Today will see the start of a two-day circus when anti-Leung Chun-ying legislators try to impeach the chief executive. There will be the usual clownish antics and angry speeches - all for the benefit of the TV cameras.

When the circus is over Leung will still be our chief executive. But legislators elected to do the people's business will have wasted time and public money - assets that could have been more productively used than chasing a fool's dream.

Let us use a megaphone to say this loud and clear: C.Y. Leung is here to stay. It will take more than a failed impeachment and a protest march of several tens of thousands for the central government to fire him. Our leaders up north have made that plain.
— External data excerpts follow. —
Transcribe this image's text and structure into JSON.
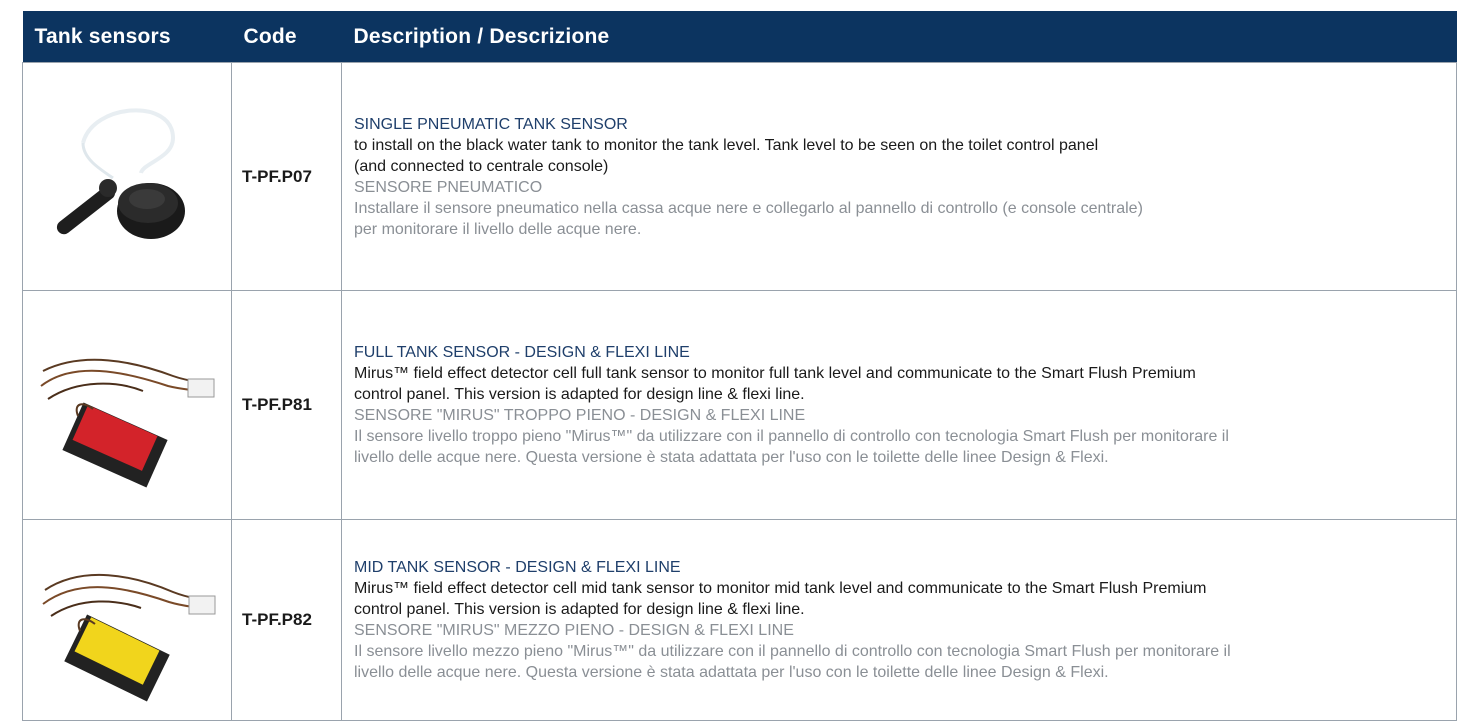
{
  "header": {
    "col1": "Tank sensors",
    "col2": "Code",
    "col3": "Description / Descrizione"
  },
  "rows": [
    {
      "code": "T-PF.P07",
      "image_icon": "pneumatic-sensor-icon",
      "title": "SINGLE PNEUMATIC TANK SENSOR",
      "en": [
        "to install on the black water tank to monitor the tank level. Tank level to be seen on the toilet control panel",
        "(and connected to centrale console)"
      ],
      "it_title": "SENSORE PNEUMATICO",
      "it": [
        "Installare il sensore pneumatico nella cassa acque nere e collegarlo al pannello di controllo (e console centrale)",
        "per monitorare il livello delle acque nere."
      ]
    },
    {
      "code": "T-PF.P81",
      "image_icon": "red-sensor-box-icon",
      "title": "FULL TANK SENSOR - DESIGN & FLEXI LINE",
      "en": [
        "Mirus™ field effect detector cell full tank sensor to monitor full tank level and communicate to the Smart Flush Premium",
        "control panel. This version is adapted for design line & flexi line."
      ],
      "it_title": "SENSORE \"MIRUS\" TROPPO PIENO - DESIGN & FLEXI LINE",
      "it": [
        "Il sensore livello troppo pieno \"Mirus™\" da utilizzare con il pannello di controllo con tecnologia Smart Flush per monitorare il",
        "livello delle acque nere. Questa versione è stata adattata per l'uso con le toilette delle linee Design & Flexi."
      ]
    },
    {
      "code": "T-PF.P82",
      "image_icon": "yellow-sensor-box-icon",
      "title": "MID TANK SENSOR - DESIGN & FLEXI LINE",
      "en": [
        "Mirus™ field effect detector cell mid tank sensor to monitor mid tank level and communicate to the Smart Flush Premium",
        "control panel. This version is adapted for design line & flexi line."
      ],
      "it_title": "SENSORE \"MIRUS\" MEZZO PIENO - DESIGN & FLEXI LINE",
      "it": [
        "Il sensore livello mezzo pieno \"Mirus™\" da utilizzare con il pannello di controllo con tecnologia Smart Flush per monitorare il",
        "livello delle acque nere. Questa versione è stata adattata per l'uso con le toilette delle linee Design & Flexi."
      ]
    }
  ],
  "colors": {
    "header_bg": "#0c3460",
    "title_text": "#1f3f6b",
    "italian_text": "#8a8f95",
    "grid_line": "#9aa3ad"
  }
}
OK, you can argue that even a failed impeachment sends a message the people will not tolerate a lying leader. You can argue the man has lost all integrity by dodging, delaying, and talking in double negatives, instead of coming clean on his illegal structures.

But what is more productive: taking a moral stand that leads us nowhere or using the time and effort to fight winnable battles over urgent issues such as housing and poverty? Leung will make his first annual policy speech next Wednesday. Shouldn't opposition legislators use this week's Legislative Council meeting to pressure him to deliver on his campaign promises instead of wasting time trying to impeach him?

No, Public Eye has not become a Leung shoeshiner. We're just telling it like it is. Let's face it: the anti-Leung march on New Year's Day was more of a flop than a success. No one seriously believes 130,000 people turned up, as the organisers claimed. Even the independent Hong Kong University survey put the figure at about 30,000.

By inflating the figure the organisers actually showed Leung does have some public support. We harp on about his dismal popularity rating. But is 49.1 per cent really that bad?

So, which would you rather have - affordable flats and help for all those elderly people who scavenge cardboard boxes for a living or taking a moral stand?

 

What's former chief secretary Anson Chan Fang On-sang playing at? After the anti-Leung march she described the protesters as being unrealistic for demanding Leung resign since he still had Beijing's trust. She even said some in the community wanted to give him a chance to govern. Now she says she supports the Legco impeachment against Leung. Surely, she knows the intent of the impeachment is to topple Leung. Has the so-called "conscience of Hong Kong" lost her marbles?

 

We handed out Public Eye's annual Name and Shame Awards last week but the callous comments of a top official two days ago has forced us to confer a belated award. It goes to housing undersecretary Yau Shing-mu. He either didn't read our awards list or didn't care. Last week we conferred our top Shame on You Award to the overpaid bureaucrats who had let another year pass with arms folded while struggling families continued to live in squalid subdivided flats. But did that bother Yau? No. Instead, he coldly said low-income families chose to live in slum cubicles and that some flats were decently subdivided. The poor live in subdivided cubicles because they have no choice. But we can't expect overpaid bureaucrats like Yau who reside in oversized flats in "la la land" to understand that. Yau gets our Heart of Cold Award.